For a complete listing of possible options run pytest --help.

The barebox-ci container already ships with labgrid and pytest.

MAKEALL can also be passed a Labgrid environment file to build and execute pytest afterwards, which is useful in combination:

# Run MAKEALL and possibly pytest in the container
alias MAKEALL="scripts/container.sh ./MAKEALL"

# Build and test a single configuration
MAKEALL test/mips/qemu-maltael_defconfig.yaml

# Build all MIPS platforms that can be tested
MAKEALL test/mips/*.yaml

7.2.8. Reproducing Shuffle Failures

The CI performs randomized build ordering checks using make --shuffle to detect missing dependencies between build targets.

This may lead to occasional build failures, which is a good thing, because it allows us to fix issues, before downstream uns into them.
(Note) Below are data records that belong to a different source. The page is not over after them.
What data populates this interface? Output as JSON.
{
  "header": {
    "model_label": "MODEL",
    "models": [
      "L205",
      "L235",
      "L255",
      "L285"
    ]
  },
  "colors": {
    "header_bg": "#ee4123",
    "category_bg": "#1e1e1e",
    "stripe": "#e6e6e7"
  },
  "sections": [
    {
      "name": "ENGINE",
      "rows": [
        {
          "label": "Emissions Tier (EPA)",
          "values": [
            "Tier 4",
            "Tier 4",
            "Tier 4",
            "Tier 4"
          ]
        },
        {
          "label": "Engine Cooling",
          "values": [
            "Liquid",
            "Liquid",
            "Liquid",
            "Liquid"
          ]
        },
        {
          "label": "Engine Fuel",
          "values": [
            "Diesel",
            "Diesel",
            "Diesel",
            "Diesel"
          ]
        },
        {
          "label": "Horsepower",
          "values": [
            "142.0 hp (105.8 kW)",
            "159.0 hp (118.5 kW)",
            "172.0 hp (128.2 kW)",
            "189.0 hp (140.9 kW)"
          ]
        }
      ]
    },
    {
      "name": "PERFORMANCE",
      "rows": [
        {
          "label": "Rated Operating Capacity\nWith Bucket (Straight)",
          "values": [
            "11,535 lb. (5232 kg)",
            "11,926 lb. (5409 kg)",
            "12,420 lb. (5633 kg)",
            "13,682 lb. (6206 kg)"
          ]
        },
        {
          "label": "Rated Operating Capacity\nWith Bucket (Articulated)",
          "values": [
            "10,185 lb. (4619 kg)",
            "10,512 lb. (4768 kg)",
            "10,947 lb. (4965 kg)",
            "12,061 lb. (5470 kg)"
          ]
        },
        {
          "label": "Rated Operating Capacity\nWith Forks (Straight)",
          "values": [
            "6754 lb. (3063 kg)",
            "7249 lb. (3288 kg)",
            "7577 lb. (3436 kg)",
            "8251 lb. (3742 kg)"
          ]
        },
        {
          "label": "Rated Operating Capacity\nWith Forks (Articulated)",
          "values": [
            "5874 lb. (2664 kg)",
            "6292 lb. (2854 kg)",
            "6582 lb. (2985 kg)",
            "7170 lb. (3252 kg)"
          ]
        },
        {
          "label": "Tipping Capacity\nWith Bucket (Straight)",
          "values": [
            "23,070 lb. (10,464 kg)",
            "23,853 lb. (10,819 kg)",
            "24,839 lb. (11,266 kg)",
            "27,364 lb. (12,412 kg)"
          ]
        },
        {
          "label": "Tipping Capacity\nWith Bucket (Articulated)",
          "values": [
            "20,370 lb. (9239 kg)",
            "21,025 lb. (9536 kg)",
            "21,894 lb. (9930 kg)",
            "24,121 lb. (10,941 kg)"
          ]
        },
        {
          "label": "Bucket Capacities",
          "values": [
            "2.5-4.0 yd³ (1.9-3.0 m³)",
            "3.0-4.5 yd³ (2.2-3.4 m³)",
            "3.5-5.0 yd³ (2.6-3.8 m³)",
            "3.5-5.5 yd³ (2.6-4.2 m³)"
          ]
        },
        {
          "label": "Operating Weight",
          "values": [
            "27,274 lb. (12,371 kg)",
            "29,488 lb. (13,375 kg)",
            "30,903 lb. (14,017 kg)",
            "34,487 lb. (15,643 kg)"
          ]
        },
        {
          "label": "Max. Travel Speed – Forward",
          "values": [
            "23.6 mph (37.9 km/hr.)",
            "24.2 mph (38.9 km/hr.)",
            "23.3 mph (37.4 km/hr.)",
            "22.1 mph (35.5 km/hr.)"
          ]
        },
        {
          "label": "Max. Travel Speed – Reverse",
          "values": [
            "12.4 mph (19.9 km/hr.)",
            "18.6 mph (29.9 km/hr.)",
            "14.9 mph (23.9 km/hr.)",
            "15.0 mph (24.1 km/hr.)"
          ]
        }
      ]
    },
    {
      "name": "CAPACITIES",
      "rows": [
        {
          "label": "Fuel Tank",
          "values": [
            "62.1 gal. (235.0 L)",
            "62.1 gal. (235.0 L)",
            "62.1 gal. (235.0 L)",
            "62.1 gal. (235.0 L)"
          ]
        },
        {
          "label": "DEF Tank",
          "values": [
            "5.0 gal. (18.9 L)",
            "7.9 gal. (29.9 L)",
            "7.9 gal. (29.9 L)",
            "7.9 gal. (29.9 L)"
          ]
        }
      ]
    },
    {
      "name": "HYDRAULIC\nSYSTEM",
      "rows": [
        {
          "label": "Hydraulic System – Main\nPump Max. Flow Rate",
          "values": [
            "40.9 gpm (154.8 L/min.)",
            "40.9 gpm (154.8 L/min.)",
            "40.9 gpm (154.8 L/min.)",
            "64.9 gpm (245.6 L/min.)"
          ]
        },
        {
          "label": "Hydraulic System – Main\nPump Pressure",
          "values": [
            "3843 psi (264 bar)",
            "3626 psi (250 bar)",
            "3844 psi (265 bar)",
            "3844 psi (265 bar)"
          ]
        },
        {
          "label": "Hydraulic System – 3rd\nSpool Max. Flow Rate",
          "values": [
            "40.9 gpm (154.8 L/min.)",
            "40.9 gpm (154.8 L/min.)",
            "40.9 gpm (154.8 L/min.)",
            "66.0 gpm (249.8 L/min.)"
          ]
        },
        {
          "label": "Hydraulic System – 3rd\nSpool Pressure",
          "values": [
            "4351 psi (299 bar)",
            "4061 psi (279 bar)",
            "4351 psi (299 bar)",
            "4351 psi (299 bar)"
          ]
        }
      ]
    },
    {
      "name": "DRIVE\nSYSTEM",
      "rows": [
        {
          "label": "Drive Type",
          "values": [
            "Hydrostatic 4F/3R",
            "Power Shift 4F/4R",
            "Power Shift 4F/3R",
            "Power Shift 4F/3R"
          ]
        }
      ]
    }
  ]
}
If a failure occurs, the log will include a shuffle= value:

build (arm, virt32_secure_defconfig)

<snip>

  HOSTCC  scripts/dtc/dtc-lexer.lex.o
  SCONFPP include/generated/sconfig_names.h
make[1]: *** [/__w/barebox/barebox/Makefile:1230: include/generated/sconfig_names.h] Error 2 shuffle=857479879
make[1]: *** Deleting file 'include/generated/sconfig_names.h'
make[1]: *** Waiting for unfinished jobs....
  HOSTLD  scripts/dtc/fdtget
  HOSTLD  scripts/dtc/dtc
make: *** [Makefile:185: sub-make] Error 2 shuffle=857479879
Compile: FAILED
Compiled in    7s

--------------------- SUMMARY ----------------------------
defconfigs compiled: 1
      defconfigs with errors:   1 ( virt32_secure_defconfig )
Total time spent:    7s

You should be able to reproduce the same issue locally by running:

./scripts/container.sh -e GNUMAKEFLAGS=--shuffle=857479879 \
      ./MAKEALL -l '' -v 0 -a arm virt32_secure_defconfig

Replace 857479879 above with the actual value reported by the CI. This reproduces the same randomized build sequence locally to help identify dependency issues.